Partner and Chair, Healthcare Department

Mr. Robertson’s healthcare practice is reflective of his significant expertise across a wide range of legal disciplines, enabling him to effectively counsel clients on a myriad of healthcare regulatory, corporate and litigation matters. He represents a diverse array of healthcare industry clients including for-profit and not-for-profit healthcare and hospital systems, academic medical centers, nursing homes, home health agencies, medical device manufacturers, pharmaceutical companies, integrated delivery networks, physicians and physician practice groups, and healthcare private equity funds.

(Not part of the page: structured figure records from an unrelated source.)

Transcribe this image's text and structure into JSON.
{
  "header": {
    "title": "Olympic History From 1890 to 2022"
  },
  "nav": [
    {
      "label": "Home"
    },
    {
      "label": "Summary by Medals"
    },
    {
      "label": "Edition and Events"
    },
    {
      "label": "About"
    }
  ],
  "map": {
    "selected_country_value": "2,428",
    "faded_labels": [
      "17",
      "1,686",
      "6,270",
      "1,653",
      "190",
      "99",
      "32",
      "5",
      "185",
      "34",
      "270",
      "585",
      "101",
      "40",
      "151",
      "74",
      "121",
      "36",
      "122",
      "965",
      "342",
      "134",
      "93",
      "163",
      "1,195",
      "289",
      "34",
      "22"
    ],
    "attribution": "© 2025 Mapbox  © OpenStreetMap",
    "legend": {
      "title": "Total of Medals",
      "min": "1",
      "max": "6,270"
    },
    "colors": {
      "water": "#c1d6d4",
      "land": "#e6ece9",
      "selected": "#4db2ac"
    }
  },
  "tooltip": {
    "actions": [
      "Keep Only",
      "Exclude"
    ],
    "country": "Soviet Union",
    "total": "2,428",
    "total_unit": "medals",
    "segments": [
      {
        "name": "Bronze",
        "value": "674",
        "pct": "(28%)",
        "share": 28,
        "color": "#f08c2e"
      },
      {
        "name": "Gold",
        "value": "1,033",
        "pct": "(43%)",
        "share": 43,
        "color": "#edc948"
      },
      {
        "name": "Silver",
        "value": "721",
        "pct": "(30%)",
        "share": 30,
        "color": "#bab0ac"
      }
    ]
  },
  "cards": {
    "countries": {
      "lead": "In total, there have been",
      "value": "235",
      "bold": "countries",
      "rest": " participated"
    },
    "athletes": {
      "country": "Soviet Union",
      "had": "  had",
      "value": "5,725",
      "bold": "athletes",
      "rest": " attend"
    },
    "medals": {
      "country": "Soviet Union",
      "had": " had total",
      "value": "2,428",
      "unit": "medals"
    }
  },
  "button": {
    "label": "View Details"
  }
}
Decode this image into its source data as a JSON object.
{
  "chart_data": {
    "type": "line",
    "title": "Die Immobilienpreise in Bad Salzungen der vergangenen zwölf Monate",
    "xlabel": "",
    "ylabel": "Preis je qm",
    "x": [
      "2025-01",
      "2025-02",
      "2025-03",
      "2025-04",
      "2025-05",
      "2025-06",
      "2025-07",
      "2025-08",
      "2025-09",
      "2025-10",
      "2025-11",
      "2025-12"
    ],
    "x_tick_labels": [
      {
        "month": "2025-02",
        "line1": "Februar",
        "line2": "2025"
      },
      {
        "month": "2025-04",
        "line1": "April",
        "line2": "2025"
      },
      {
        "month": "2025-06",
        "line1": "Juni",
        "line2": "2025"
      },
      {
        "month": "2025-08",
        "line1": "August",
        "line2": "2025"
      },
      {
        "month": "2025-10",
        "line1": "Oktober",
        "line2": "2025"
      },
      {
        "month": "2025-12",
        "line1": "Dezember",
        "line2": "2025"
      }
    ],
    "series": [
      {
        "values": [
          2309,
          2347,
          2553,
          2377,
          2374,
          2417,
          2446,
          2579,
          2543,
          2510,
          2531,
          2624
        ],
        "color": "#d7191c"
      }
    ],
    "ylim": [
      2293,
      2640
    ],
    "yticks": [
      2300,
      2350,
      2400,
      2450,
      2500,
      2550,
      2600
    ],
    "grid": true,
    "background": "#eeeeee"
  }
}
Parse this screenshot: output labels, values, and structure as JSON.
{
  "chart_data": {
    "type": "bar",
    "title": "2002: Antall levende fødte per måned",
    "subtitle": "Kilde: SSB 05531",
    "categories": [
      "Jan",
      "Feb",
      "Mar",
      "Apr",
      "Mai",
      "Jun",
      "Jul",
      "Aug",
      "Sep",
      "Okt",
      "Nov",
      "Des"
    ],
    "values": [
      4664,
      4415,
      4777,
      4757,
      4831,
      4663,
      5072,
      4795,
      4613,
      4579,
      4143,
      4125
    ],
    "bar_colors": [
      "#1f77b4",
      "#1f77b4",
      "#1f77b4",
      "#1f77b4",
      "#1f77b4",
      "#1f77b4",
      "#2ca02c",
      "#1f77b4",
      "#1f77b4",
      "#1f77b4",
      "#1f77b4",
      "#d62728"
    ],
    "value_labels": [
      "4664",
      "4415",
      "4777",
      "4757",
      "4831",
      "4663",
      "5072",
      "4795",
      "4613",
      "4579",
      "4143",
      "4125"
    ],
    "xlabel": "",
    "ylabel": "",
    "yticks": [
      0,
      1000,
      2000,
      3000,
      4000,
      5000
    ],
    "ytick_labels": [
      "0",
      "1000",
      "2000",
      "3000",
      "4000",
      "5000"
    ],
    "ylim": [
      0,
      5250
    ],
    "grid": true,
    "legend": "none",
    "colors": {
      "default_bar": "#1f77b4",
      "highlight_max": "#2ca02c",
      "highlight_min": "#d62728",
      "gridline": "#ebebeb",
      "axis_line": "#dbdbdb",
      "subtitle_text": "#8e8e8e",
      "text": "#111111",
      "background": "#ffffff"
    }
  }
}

Mr. Robertson provides comprehensive representation in connection with all types of healthcare transactions, including corporate mergers and acquisitions, joint ventures, and divestitures. He assists clients with the structuring and creation of clinically integrated networks (CINs), organized delivery systems (ODSs), accountable care organizations (ACOs), multiple employer welfare arrangements (MEWAs), and health insurance companies. He oversees the establishment and purchase/sale of individual physician and group practices, ambulatory surgery centers, nursing homes, and assisted living facilities. He structures and negotiates compensation arrangements with physicians in connection with employment and exclusive contracting arrangements, medical directorships, physician recruitment initiatives, hospital department management, office and equipment leases, and management services arrangements. He also negotiates managed care agreements and risk-sharing arrangements with payors and represents healthcare clients in payor litigation.

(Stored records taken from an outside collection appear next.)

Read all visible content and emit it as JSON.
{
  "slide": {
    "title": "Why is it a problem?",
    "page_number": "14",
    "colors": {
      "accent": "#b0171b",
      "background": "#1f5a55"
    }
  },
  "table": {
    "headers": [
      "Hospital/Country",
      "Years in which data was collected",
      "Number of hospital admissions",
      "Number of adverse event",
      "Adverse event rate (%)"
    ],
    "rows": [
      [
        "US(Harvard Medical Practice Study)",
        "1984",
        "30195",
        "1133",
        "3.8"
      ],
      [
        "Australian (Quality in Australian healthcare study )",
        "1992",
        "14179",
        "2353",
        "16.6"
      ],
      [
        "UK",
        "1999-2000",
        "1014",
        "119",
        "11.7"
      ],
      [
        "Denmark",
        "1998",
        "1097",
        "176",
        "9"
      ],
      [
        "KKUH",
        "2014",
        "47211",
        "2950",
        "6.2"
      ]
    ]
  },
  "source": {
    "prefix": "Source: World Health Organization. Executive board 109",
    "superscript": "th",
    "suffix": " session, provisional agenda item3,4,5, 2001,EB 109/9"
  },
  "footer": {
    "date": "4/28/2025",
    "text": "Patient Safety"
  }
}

On the regulatory and compliance fronts, Mr. Robertson regularly provides guidance on issues related to fraud and abuse laws, including the federal Anti-Kickback Statute and Stark Law, the New Jersey Codey Law, the certificate of need statute and Community Healthcare Asset Protection Act (CHAPA), as well as other regulatory compliance issues associated with healthcare transactions and physician-integration arrangements. He develops, implements, and maintains corporate compliance programs for hospitals and other providers in the healthcare industry and is well-versed in the compliance issues associated with, and the implementation of requirements under, the Health Insurance Portability and Accountability Act (HIPAA), the Emergency Medical Treatment and Labor Act (EMTALA), and the Affordable Care Act (ACA).

In the area of information privacy and data security, Mr. Robertson advises healthcare clients on issues arising under HIPAA and the Health Information Technology for Economic and Clinical Health Act (HITECH). This includes the drafting and negotiation of HIPAA compliant business associate agreements with third party vendors, drafting and assisting in the enforcement of privacy and security policies within client organizations, and providing guidance on record retention requirements and the physical or electronic storage of medical records. In addition, he represents healthcare clients in investigating, reporting, and remediating information breaches and the liability such breaches create under various information privacy and security laws.

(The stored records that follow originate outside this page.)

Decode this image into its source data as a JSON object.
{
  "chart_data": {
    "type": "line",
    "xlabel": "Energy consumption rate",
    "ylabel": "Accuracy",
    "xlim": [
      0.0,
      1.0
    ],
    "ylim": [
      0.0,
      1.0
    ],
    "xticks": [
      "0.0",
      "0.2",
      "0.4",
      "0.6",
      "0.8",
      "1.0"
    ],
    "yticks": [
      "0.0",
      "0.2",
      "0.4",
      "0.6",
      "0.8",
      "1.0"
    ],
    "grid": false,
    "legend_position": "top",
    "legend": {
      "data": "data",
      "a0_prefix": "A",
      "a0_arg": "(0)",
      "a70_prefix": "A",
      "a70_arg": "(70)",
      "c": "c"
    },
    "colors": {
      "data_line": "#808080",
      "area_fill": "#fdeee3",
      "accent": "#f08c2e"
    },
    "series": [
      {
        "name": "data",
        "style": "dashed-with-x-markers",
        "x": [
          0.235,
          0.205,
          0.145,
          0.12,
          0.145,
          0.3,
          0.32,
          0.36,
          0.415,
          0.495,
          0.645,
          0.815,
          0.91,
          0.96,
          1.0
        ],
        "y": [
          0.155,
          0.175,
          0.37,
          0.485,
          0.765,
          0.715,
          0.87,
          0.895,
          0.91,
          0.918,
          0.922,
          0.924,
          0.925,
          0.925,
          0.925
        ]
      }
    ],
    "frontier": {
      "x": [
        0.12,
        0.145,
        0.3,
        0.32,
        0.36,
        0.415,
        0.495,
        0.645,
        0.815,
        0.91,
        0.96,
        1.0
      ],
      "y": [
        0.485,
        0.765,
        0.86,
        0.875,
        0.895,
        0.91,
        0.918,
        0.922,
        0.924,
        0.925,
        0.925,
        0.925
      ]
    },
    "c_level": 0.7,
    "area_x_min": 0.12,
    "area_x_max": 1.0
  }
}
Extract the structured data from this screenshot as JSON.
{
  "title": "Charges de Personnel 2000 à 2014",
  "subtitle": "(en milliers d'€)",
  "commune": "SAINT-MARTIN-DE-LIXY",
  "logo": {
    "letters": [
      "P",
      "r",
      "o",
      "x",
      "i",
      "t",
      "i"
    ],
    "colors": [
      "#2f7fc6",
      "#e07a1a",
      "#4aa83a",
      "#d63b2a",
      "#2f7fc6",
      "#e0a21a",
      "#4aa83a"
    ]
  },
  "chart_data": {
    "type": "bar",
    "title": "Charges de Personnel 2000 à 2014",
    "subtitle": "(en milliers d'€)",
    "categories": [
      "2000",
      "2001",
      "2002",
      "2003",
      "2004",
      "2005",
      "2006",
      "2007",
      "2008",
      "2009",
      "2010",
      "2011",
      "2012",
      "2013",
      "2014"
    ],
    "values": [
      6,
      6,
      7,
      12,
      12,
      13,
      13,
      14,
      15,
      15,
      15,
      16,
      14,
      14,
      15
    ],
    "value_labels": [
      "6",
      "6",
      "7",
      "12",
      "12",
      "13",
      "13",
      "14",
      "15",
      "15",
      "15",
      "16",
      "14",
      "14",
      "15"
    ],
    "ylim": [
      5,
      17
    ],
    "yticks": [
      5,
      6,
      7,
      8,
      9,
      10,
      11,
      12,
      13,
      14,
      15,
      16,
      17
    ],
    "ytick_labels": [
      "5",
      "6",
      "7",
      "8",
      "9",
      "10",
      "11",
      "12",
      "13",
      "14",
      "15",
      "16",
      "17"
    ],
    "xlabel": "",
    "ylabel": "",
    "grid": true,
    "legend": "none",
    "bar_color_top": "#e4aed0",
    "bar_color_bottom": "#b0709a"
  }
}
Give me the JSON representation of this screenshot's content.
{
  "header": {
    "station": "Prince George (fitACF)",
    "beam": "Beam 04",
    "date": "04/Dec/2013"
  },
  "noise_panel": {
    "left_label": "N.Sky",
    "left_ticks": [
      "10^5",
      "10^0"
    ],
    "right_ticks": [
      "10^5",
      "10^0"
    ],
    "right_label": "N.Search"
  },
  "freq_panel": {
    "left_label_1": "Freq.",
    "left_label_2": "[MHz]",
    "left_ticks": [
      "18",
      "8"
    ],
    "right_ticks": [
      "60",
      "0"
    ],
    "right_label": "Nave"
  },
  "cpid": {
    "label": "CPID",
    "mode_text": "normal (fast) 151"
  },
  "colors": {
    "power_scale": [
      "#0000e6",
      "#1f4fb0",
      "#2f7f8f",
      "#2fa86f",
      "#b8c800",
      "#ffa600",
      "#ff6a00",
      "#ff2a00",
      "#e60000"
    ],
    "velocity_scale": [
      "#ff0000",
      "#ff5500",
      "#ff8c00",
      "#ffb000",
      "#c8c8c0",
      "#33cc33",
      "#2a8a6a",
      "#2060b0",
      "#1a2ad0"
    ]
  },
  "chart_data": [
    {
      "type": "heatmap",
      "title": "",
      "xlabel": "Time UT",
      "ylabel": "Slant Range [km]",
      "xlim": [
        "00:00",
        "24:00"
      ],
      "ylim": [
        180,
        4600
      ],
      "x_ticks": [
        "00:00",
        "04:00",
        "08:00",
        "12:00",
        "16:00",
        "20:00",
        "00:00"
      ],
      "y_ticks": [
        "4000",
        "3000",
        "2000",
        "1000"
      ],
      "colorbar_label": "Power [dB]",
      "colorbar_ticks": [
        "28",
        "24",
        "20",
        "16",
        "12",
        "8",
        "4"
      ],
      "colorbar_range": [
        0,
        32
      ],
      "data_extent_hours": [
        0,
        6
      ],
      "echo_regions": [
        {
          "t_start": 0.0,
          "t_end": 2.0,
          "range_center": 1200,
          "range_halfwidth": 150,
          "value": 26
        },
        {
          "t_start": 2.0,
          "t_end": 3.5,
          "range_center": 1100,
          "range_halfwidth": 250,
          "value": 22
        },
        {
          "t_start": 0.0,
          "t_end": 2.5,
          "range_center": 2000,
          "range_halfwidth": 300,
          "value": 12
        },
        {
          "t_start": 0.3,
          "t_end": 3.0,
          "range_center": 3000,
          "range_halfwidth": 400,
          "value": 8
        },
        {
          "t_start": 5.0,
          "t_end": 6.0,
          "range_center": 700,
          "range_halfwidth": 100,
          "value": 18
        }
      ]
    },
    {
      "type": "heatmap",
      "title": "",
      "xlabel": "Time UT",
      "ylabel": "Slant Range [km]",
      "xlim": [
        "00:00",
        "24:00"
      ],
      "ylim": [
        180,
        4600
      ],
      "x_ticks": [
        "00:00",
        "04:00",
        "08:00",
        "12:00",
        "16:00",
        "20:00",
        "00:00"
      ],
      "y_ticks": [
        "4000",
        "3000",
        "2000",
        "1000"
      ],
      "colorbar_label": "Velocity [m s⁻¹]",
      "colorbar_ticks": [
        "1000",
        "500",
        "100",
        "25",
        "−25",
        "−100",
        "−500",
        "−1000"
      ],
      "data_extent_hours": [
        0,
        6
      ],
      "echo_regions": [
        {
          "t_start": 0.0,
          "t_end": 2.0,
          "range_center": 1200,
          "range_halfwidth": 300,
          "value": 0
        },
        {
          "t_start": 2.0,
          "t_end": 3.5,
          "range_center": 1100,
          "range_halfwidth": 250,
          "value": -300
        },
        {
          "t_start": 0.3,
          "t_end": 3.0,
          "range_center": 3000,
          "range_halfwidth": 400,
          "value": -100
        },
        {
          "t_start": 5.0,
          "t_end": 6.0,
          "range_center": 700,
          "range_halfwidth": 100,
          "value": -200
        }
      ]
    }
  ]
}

Mr. Robertson assists clients in seeking advisory opinions from federal and state regulatory agencies, and regularly represents healthcare entities in Medicare, Medicaid, charity care, graduate medical education (GME) and disproportionate share hospital (DSH) reimbursement matters before state administrative agencies and the federal Provider Reimbursement Review Board. His work also encompasses internal audits and investigations, responding to government inquiries, investigations, subpoenas and search warrants, and providing advice in connection with voluntary self-disclosures and corporate integrity agreements (CIAs).

Mr. Robertson is a resource for addressing medical staff matters, providing counsel on fair hearing requirements and designing state-of-the-art medical staff bylaws. He also provides guidance in connection with strategic initiatives on system affiliations including the establishment of outpatient health care offices, diagnostic imaging facilities and ambulatory surgery centers.